The 1995 sci-fi action film Virtuosity stars two actors, Denzel Washington and Russell Crowe, in roles far beneath their abilities. Rising (or is that falling?) to the level of B-movie campiness, director Brett Leonard and screenwriter Eric Bernt create a quite silly story about a virtual reality serial killer that manages to break into the real world and go on a killing spree.

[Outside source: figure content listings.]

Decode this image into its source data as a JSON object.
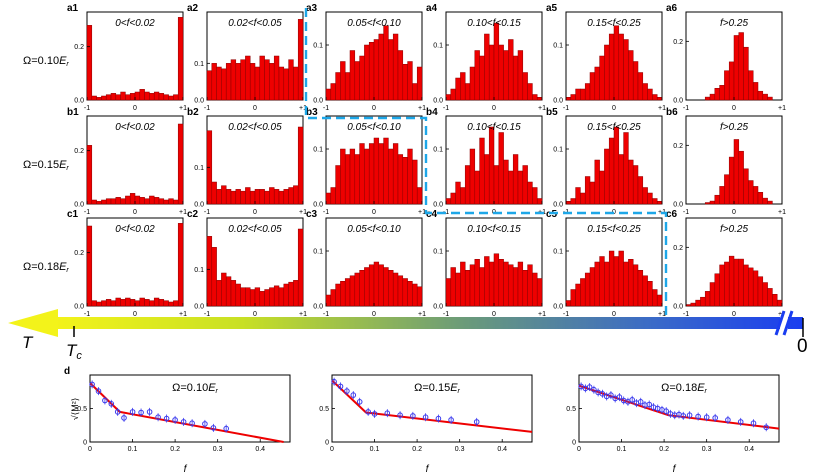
{
  "chart_data": {
    "type": "bar",
    "histograms": {
      "row_labels": [
        {
          "id": "a",
          "prefix": "Ω=0.10",
          "sub": "E",
          "subr": "r"
        },
        {
          "id": "b",
          "prefix": "Ω=0.15",
          "sub": "E",
          "subr": "r"
        },
        {
          "id": "c",
          "prefix": "Ω=0.18",
          "sub": "E",
          "subr": "r"
        }
      ],
      "column_ranges": [
        "0<f<0.02",
        "0.02<f<0.05",
        "0.05<f<0.10",
        "0.10<f<0.15",
        "0.15<f<0.25",
        "f>0.25"
      ],
      "x_ticks": [
        "-1",
        "0",
        "+1"
      ],
      "panels": [
        {
          "id": "a1",
          "y_ticks": [
            "0.2",
            "0.0"
          ],
          "ylim": [
            0,
            0.33
          ],
          "values": [
            0.28,
            0.015,
            0.01,
            0.015,
            0.02,
            0.025,
            0.02,
            0.03,
            0.02,
            0.025,
            0.03,
            0.04,
            0.03,
            0.025,
            0.03,
            0.025,
            0.02,
            0.015,
            0.02,
            0.31
          ]
        },
        {
          "id": "a2",
          "y_ticks": [
            "0.1",
            "0.0"
          ],
          "ylim": [
            0,
            0.24
          ],
          "values": [
            0.08,
            0.1,
            0.09,
            0.085,
            0.1,
            0.11,
            0.1,
            0.11,
            0.12,
            0.1,
            0.09,
            0.12,
            0.11,
            0.1,
            0.12,
            0.09,
            0.085,
            0.11,
            0.09,
            0.22
          ]
        },
        {
          "id": "a3",
          "y_ticks": [
            "0.1",
            "0.0"
          ],
          "ylim": [
            0,
            0.16
          ],
          "values": [
            0.02,
            0.03,
            0.05,
            0.07,
            0.05,
            0.09,
            0.07,
            0.08,
            0.1,
            0.105,
            0.11,
            0.12,
            0.135,
            0.11,
            0.12,
            0.09,
            0.065,
            0.07,
            0.03,
            0.06
          ]
        },
        {
          "id": "a4",
          "y_ticks": [
            "0.1",
            "0.0"
          ],
          "ylim": [
            0,
            0.16
          ],
          "values": [
            0.01,
            0.02,
            0.04,
            0.05,
            0.03,
            0.06,
            0.09,
            0.08,
            0.12,
            0.1,
            0.14,
            0.1,
            0.09,
            0.11,
            0.08,
            0.09,
            0.05,
            0.03,
            0.01,
            0.005
          ]
        },
        {
          "id": "a5",
          "y_ticks": [
            "0.1",
            "0.0"
          ],
          "ylim": [
            0,
            0.16
          ],
          "values": [
            0.005,
            0.01,
            0.02,
            0.02,
            0.03,
            0.05,
            0.06,
            0.08,
            0.1,
            0.12,
            0.135,
            0.12,
            0.11,
            0.09,
            0.07,
            0.05,
            0.03,
            0.02,
            0.01,
            0.005
          ]
        },
        {
          "id": "a6",
          "y_ticks": [
            "0.2",
            "0.0"
          ],
          "ylim": [
            0,
            0.3
          ],
          "values": [
            0,
            0,
            0,
            0,
            0.01,
            0.02,
            0.04,
            0.05,
            0.1,
            0.13,
            0.22,
            0.23,
            0.18,
            0.1,
            0.06,
            0.03,
            0.02,
            0.01,
            0,
            0
          ]
        },
        {
          "id": "b1",
          "y_ticks": [
            "0.2",
            "0.0"
          ],
          "ylim": [
            0,
            0.33
          ],
          "values": [
            0.22,
            0.015,
            0.01,
            0.015,
            0.02,
            0.02,
            0.025,
            0.02,
            0.03,
            0.04,
            0.03,
            0.025,
            0.02,
            0.03,
            0.025,
            0.02,
            0.015,
            0.02,
            0.015,
            0.3
          ]
        },
        {
          "id": "b2",
          "y_ticks": [
            "0.1",
            "0.0"
          ],
          "ylim": [
            0,
            0.24
          ],
          "values": [
            0.2,
            0.06,
            0.04,
            0.05,
            0.04,
            0.035,
            0.04,
            0.035,
            0.045,
            0.035,
            0.04,
            0.04,
            0.035,
            0.045,
            0.04,
            0.035,
            0.04,
            0.045,
            0.05,
            0.21
          ]
        },
        {
          "id": "b3",
          "y_ticks": [
            "0.1",
            "0.0"
          ],
          "ylim": [
            0,
            0.16
          ],
          "values": [
            0.02,
            0.03,
            0.07,
            0.1,
            0.09,
            0.1,
            0.09,
            0.11,
            0.1,
            0.11,
            0.12,
            0.11,
            0.12,
            0.1,
            0.11,
            0.09,
            0.085,
            0.1,
            0.08,
            0.03
          ]
        },
        {
          "id": "b4",
          "y_ticks": [
            "0.1",
            "0.0"
          ],
          "ylim": [
            0,
            0.16
          ],
          "values": [
            0.01,
            0.02,
            0.04,
            0.03,
            0.07,
            0.1,
            0.06,
            0.12,
            0.09,
            0.14,
            0.07,
            0.13,
            0.08,
            0.06,
            0.09,
            0.06,
            0.07,
            0.04,
            0.03,
            0.01
          ]
        },
        {
          "id": "b5",
          "y_ticks": [
            "0.1",
            "0.0"
          ],
          "ylim": [
            0,
            0.16
          ],
          "values": [
            0.005,
            0.01,
            0.03,
            0.02,
            0.05,
            0.04,
            0.08,
            0.06,
            0.1,
            0.12,
            0.14,
            0.09,
            0.13,
            0.08,
            0.07,
            0.05,
            0.03,
            0.02,
            0.01,
            0.005
          ]
        },
        {
          "id": "b6",
          "y_ticks": [
            "0.2",
            "0.0"
          ],
          "ylim": [
            0,
            0.3
          ],
          "values": [
            0,
            0,
            0,
            0,
            0.005,
            0.01,
            0.03,
            0.06,
            0.1,
            0.16,
            0.22,
            0.18,
            0.12,
            0.08,
            0.06,
            0.04,
            0.02,
            0.01,
            0,
            0
          ]
        },
        {
          "id": "c1",
          "y_ticks": [
            "0.2",
            "0.0"
          ],
          "ylim": [
            0,
            0.33
          ],
          "values": [
            0.3,
            0.02,
            0.015,
            0.02,
            0.025,
            0.02,
            0.03,
            0.025,
            0.03,
            0.025,
            0.02,
            0.03,
            0.025,
            0.02,
            0.03,
            0.025,
            0.02,
            0.015,
            0.02,
            0.31
          ]
        },
        {
          "id": "c2",
          "y_ticks": [
            "0.1",
            "0.0"
          ],
          "ylim": [
            0,
            0.24
          ],
          "values": [
            0.19,
            0.16,
            0.07,
            0.09,
            0.08,
            0.07,
            0.06,
            0.05,
            0.05,
            0.045,
            0.05,
            0.04,
            0.045,
            0.05,
            0.055,
            0.05,
            0.06,
            0.065,
            0.07,
            0.21
          ]
        },
        {
          "id": "c3",
          "y_ticks": [
            "0.1",
            "0.0"
          ],
          "ylim": [
            0,
            0.16
          ],
          "values": [
            0.02,
            0.03,
            0.04,
            0.045,
            0.05,
            0.055,
            0.06,
            0.065,
            0.07,
            0.075,
            0.08,
            0.075,
            0.07,
            0.065,
            0.06,
            0.055,
            0.05,
            0.045,
            0.04,
            0.035
          ]
        },
        {
          "id": "c4",
          "y_ticks": [
            "0.1",
            "0.0"
          ],
          "ylim": [
            0,
            0.16
          ],
          "values": [
            0.05,
            0.07,
            0.06,
            0.08,
            0.065,
            0.075,
            0.085,
            0.07,
            0.09,
            0.08,
            0.095,
            0.085,
            0.08,
            0.075,
            0.07,
            0.08,
            0.065,
            0.075,
            0.06,
            0.05
          ]
        },
        {
          "id": "c5",
          "y_ticks": [
            "0.1",
            "0.0"
          ],
          "ylim": [
            0,
            0.16
          ],
          "values": [
            0.01,
            0.03,
            0.04,
            0.05,
            0.06,
            0.07,
            0.08,
            0.09,
            0.08,
            0.1,
            0.09,
            0.1,
            0.08,
            0.085,
            0.075,
            0.065,
            0.055,
            0.045,
            0.03,
            0.02
          ]
        },
        {
          "id": "c6",
          "y_ticks": [
            "0.2",
            "0.0"
          ],
          "ylim": [
            0,
            0.3
          ],
          "values": [
            0.005,
            0.01,
            0.02,
            0.03,
            0.05,
            0.08,
            0.11,
            0.14,
            0.15,
            0.17,
            0.16,
            0.16,
            0.14,
            0.13,
            0.12,
            0.1,
            0.08,
            0.06,
            0.04,
            0.02
          ]
        }
      ]
    },
    "arrow": {
      "left_label": "T",
      "tc_label": "T",
      "tc_sub": "c",
      "right_label": "0"
    },
    "line_panels": {
      "panel_label": "d",
      "ylabel": "√⟨M²⟩",
      "xlabel": "f",
      "plots": [
        {
          "title_prefix": "Ω=0.10",
          "title_sub": "E",
          "title_subr": "r",
          "xlim": [
            0,
            0.47
          ],
          "ylim": [
            0,
            1.0
          ],
          "x_ticks": [
            0,
            0.1,
            0.2,
            0.3,
            0.4
          ],
          "x_tick_labels": [
            "0",
            "0.1",
            "0.2",
            "0.3",
            "0.4"
          ],
          "y_ticks": [
            0,
            0.5
          ],
          "y_tick_labels": [
            "0",
            "0.5"
          ],
          "points": [
            {
              "x": 0.005,
              "y": 0.86
            },
            {
              "x": 0.02,
              "y": 0.76
            },
            {
              "x": 0.035,
              "y": 0.62
            },
            {
              "x": 0.05,
              "y": 0.57
            },
            {
              "x": 0.065,
              "y": 0.45
            },
            {
              "x": 0.08,
              "y": 0.36
            },
            {
              "x": 0.1,
              "y": 0.45
            },
            {
              "x": 0.12,
              "y": 0.44
            },
            {
              "x": 0.14,
              "y": 0.45
            },
            {
              "x": 0.16,
              "y": 0.37
            },
            {
              "x": 0.18,
              "y": 0.35
            },
            {
              "x": 0.2,
              "y": 0.33
            },
            {
              "x": 0.22,
              "y": 0.3
            },
            {
              "x": 0.24,
              "y": 0.28
            },
            {
              "x": 0.27,
              "y": 0.27
            },
            {
              "x": 0.29,
              "y": 0.21
            },
            {
              "x": 0.32,
              "y": 0.2
            }
          ],
          "fit": [
            {
              "x": 0,
              "y": 0.88
            },
            {
              "x": 0.07,
              "y": 0.45
            },
            {
              "x": 0.455,
              "y": 0.0
            }
          ]
        },
        {
          "title_prefix": "Ω=0.15",
          "title_sub": "E",
          "title_subr": "r",
          "xlim": [
            0,
            0.47
          ],
          "ylim": [
            0,
            1.0
          ],
          "x_ticks": [
            0,
            0.1,
            0.2,
            0.3,
            0.4
          ],
          "x_tick_labels": [
            "0",
            "0.1",
            "0.2",
            "0.3",
            "0.4"
          ],
          "y_ticks": [
            0,
            0.5
          ],
          "y_tick_labels": [
            "0",
            "0.5"
          ],
          "points": [
            {
              "x": 0.005,
              "y": 0.9
            },
            {
              "x": 0.02,
              "y": 0.83
            },
            {
              "x": 0.035,
              "y": 0.76
            },
            {
              "x": 0.05,
              "y": 0.7
            },
            {
              "x": 0.065,
              "y": 0.6
            },
            {
              "x": 0.085,
              "y": 0.45
            },
            {
              "x": 0.1,
              "y": 0.42
            },
            {
              "x": 0.13,
              "y": 0.43
            },
            {
              "x": 0.16,
              "y": 0.4
            },
            {
              "x": 0.19,
              "y": 0.39
            },
            {
              "x": 0.22,
              "y": 0.37
            },
            {
              "x": 0.25,
              "y": 0.35
            },
            {
              "x": 0.28,
              "y": 0.33
            },
            {
              "x": 0.34,
              "y": 0.3
            }
          ],
          "fit": [
            {
              "x": 0,
              "y": 0.92
            },
            {
              "x": 0.08,
              "y": 0.44
            },
            {
              "x": 0.47,
              "y": 0.15
            }
          ]
        },
        {
          "title_prefix": "Ω=0.18",
          "title_sub": "E",
          "title_subr": "r",
          "xlim": [
            0,
            0.47
          ],
          "ylim": [
            0,
            1.0
          ],
          "x_ticks": [
            0,
            0.1,
            0.2,
            0.3,
            0.4
          ],
          "x_tick_labels": [
            "0",
            "0.1",
            "0.2",
            "0.3",
            "0.4"
          ],
          "y_ticks": [
            0,
            0.5
          ],
          "y_tick_labels": [
            "0",
            "0.5"
          ],
          "points": [
            {
              "x": 0.005,
              "y": 0.83
            },
            {
              "x": 0.015,
              "y": 0.8
            },
            {
              "x": 0.025,
              "y": 0.82
            },
            {
              "x": 0.035,
              "y": 0.78
            },
            {
              "x": 0.045,
              "y": 0.74
            },
            {
              "x": 0.055,
              "y": 0.72
            },
            {
              "x": 0.065,
              "y": 0.68
            },
            {
              "x": 0.075,
              "y": 0.7
            },
            {
              "x": 0.085,
              "y": 0.65
            },
            {
              "x": 0.095,
              "y": 0.67
            },
            {
              "x": 0.105,
              "y": 0.62
            },
            {
              "x": 0.115,
              "y": 0.6
            },
            {
              "x": 0.125,
              "y": 0.63
            },
            {
              "x": 0.135,
              "y": 0.58
            },
            {
              "x": 0.145,
              "y": 0.6
            },
            {
              "x": 0.155,
              "y": 0.55
            },
            {
              "x": 0.165,
              "y": 0.56
            },
            {
              "x": 0.175,
              "y": 0.52
            },
            {
              "x": 0.185,
              "y": 0.5
            },
            {
              "x": 0.195,
              "y": 0.48
            },
            {
              "x": 0.205,
              "y": 0.46
            },
            {
              "x": 0.215,
              "y": 0.42
            },
            {
              "x": 0.225,
              "y": 0.4
            },
            {
              "x": 0.235,
              "y": 0.41
            },
            {
              "x": 0.245,
              "y": 0.39
            },
            {
              "x": 0.26,
              "y": 0.4
            },
            {
              "x": 0.28,
              "y": 0.38
            },
            {
              "x": 0.3,
              "y": 0.37
            },
            {
              "x": 0.32,
              "y": 0.36
            },
            {
              "x": 0.35,
              "y": 0.33
            },
            {
              "x": 0.38,
              "y": 0.3
            },
            {
              "x": 0.41,
              "y": 0.28
            },
            {
              "x": 0.44,
              "y": 0.22
            }
          ],
          "fit": [
            {
              "x": 0,
              "y": 0.84
            },
            {
              "x": 0.21,
              "y": 0.4
            },
            {
              "x": 0.47,
              "y": 0.2
            }
          ]
        }
      ]
    }
  }
}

Washington plays Parker Barnes, a police lieutenant currently serving time in prison for killing the violent serial killer who kidnapped his wife and young daughter. Let out on a trial basis to help the privatized police force perfect its new virtual reality training program for police officers, Barnes comes up against SID 6.7 (Crowe) in the virtual reality world. SID 6.7 is a brilliant AI program made up of several different serial killers from the past, including Charles Manson, Jeffrey Dahmer, Ted Bundy, and the man responsible for kidnapping Barnes’ wife and daughter, Matthew Grimes (Christopher Murray). In fact, SID is so brilliant, he persuades his programmer to help him leap into the real world by taking his central processor and using a parallel government program researching silicone nanobots to build him a real body. Once he’s out, he predictably goes on an insatiable killing spree, including a particularly public hostage taking at a nightclub and throwing a man out of the stands at a televised wrestling match. It prompts the government to promise Barnes a full pardon on the condition that he catch SID and bring him back in. He also has to have psychologist-turned-writer Madison Carter (Kelly Lynch) tag along to keep an eye on him. The one catch – Barnes has a chip in his brain that can be triggered to kill him if they feel like he’s gone off the rails.
Virtuosity is like some kind of 1950s B-movie transplanted to the 1990s. We have the Frankensteinian creature rising to threaten everyone and everything in the form of Russell Crowe’s SID 6.7, and he hams it up in every way. The role is ridiculous, but he sure revels in it. Denzel Washington plays it straight, but is certainly likable as the cop out for vengeance. But even as Virtuosity begins as a film with an intriguing sci-fi premise, it devolves into a campy, run-of-the-mill crime thriller that leaves much of the high-tech thrills behind for a shoot ’em up game of cat and mouse that falls quite flat. Not an all out disappointment, Virtuosity does at least manage to be unexpectedly funny, but not on purpose.
Virtuosity hails from 1995 and was shot on the Arriflex 535B and Moviecam Compact cameras with , Zeiss and Cooke lenses utilizing Eastman EXR 200T 5293 35mm film stock in Super 35 format. Given its twenty-year vintage, this AVC 1080p encodement from Warner looks really good, especially when one considers this is obviously not one of the premium titles in their catalogue. There’s a fine layer of grain and just a hint of smoothness from the DNR. Some film softness creeps in occasionally in midrange and distance shots, but source damage is practically nonexistent and the colors look very vibrant. Just check out the vivid blue of the virtual police uniform on Denzel Washington in the opening scenes and the bright purple of Russell Crowe’s real-world suit.
Virtuosity is given two audio tracks, a DTS-HD Master Audio 5.1 (48kHz/24-bit) and a Spanish Dolby Digital 2.0. The 5.1 track is quite good given the film’s vintage. It offers a good balance of sounds throughout the room, deep low end and clean dialogue.
We get absolutely nothing with this release, not even a digital copy or a booklet.
The Definitive Word
One can tell from the straight to disc with no chasers release from Warner Virtuosity has been given that this is an acquired taste, to put it mildly. Virtuosity is simply a not so great time waster of a film that has some decent era visual effects and over-the-top acting. The audio and video aspects of the Blu-ray are about as good as it gets for a catalogue release.